Reductions equivalent to 551 million metric tonnes of CO2 – more than Brazil’s total emissions in 2017 – were reported by suppliers worldwide in 2017. Cost savings of $14bn were reported as a result of these improvements, according to analysis.
With greenhouse gas (GHG) in supply chains on average four times those arising from a company’s direct operations, researchers have stressed the importance of addressing upstream environmental risks.
CDP global director of corporates and supply chains Dexter Galvin said: “Big businesses have for some time understood the importance of managing their Scope 1 and 2 emissions, but Scope 3 emissions, hidden in the value chain – and far greater in volume – are just as vital.

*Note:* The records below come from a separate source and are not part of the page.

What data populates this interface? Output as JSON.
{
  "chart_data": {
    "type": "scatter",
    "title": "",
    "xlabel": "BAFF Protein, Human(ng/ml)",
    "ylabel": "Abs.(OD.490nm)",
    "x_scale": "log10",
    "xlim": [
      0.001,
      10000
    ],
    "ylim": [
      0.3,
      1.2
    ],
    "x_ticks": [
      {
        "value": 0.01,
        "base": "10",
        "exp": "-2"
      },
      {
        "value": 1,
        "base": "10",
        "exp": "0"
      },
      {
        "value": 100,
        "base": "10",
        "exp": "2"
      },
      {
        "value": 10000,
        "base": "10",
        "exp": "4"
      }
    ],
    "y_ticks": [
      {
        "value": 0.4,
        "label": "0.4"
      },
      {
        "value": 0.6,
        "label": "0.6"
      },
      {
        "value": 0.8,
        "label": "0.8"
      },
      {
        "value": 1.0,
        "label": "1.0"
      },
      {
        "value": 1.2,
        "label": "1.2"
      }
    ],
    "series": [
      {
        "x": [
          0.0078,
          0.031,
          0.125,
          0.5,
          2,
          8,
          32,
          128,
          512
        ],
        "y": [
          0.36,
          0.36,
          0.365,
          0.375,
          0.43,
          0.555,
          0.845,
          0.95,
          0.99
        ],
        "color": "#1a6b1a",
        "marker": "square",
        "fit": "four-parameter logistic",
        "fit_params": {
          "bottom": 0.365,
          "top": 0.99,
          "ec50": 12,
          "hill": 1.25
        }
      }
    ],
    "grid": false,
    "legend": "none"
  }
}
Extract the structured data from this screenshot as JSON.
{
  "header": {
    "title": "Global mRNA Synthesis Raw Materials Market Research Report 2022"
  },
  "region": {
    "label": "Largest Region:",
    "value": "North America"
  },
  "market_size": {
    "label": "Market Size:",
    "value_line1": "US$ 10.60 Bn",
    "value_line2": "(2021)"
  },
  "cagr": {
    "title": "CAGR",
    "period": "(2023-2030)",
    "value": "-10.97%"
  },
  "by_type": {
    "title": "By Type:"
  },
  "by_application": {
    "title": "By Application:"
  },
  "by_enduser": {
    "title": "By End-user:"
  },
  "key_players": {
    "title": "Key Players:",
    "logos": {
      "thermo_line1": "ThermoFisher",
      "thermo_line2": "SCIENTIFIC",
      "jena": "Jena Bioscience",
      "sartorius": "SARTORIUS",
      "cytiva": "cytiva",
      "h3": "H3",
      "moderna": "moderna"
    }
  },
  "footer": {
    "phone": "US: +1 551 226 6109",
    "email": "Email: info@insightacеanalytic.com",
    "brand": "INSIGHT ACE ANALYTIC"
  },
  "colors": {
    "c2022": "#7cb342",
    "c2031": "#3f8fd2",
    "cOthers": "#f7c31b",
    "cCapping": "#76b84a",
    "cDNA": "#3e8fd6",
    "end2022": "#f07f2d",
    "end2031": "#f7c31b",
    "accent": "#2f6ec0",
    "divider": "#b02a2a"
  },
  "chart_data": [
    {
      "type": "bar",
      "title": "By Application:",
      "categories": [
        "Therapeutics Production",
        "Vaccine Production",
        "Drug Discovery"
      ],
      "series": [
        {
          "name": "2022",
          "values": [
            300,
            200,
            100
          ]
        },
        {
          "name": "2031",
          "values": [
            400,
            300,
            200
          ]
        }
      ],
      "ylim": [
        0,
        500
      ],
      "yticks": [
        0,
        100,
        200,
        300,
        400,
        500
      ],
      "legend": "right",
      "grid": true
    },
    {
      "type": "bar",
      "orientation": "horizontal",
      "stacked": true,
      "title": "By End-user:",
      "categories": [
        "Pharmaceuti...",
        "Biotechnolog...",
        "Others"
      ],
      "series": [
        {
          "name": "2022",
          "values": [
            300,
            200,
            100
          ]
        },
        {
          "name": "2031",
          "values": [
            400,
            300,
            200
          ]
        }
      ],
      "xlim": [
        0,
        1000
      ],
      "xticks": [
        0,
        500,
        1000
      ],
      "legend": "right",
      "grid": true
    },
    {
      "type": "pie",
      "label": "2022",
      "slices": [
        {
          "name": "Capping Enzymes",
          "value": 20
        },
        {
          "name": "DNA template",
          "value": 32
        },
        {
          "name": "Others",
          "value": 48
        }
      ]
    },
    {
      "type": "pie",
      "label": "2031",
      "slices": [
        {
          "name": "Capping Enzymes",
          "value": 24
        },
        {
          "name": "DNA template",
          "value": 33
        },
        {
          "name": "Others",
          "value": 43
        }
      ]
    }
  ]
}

“While it’s encouraging that awareness of climate-related risk is filtering down the supply chain, it’s crucial that engagement and action follows. As our findings show, this not only makes sound business sense, but can result in considerable cost savings for both purchasing organizations and their suppliers.”
Room for improvement
More companies than ever are looking at water security in their supply chains, leading to a 15% rise in suppliers disclosing water data to their customers through CDP in 2017. Meanwhile, corporates such as L'Oréal and McDonald’s are among the first to work with CDP to tackle deforestation in their supply chains.
This heightened leadership is paying dividends, the report highlights. More than three-quarters (76%) of suppliers responding to CDP have identified inherent climate change risks to their business and more than half (52%) report that they have integrated climate change into their corporate strategy.
But analysis shows there is still room for improvement, with less than a quarter (23%) of supplier respondents engaging with their own suppliers to reduce emissions.
Commenting on the news, BT’s head of sustainable business policy Gabrielle Ginér said: “Reducing our supply chain emissions is an essential component of our ambitious science-based target to help keep global temperature rise below 1.5°C. Working with suppliers through CDP’s supply chain programme is crucial to driving this change.”
Suppliers in France are reportedly most likely to have climate change integrated into their business. Meanwhile, corporates across the Atlantic are defying the Trump administration, with the US the highest represented nation on the supplier engagement leader board.
At the other end of the spectrum, a politically and economically instable Brazil has only 6% of supplying companies engaging with their own suppliers on climate change, while only 15% of Chinese respondents are working with their own suppliers on the issue.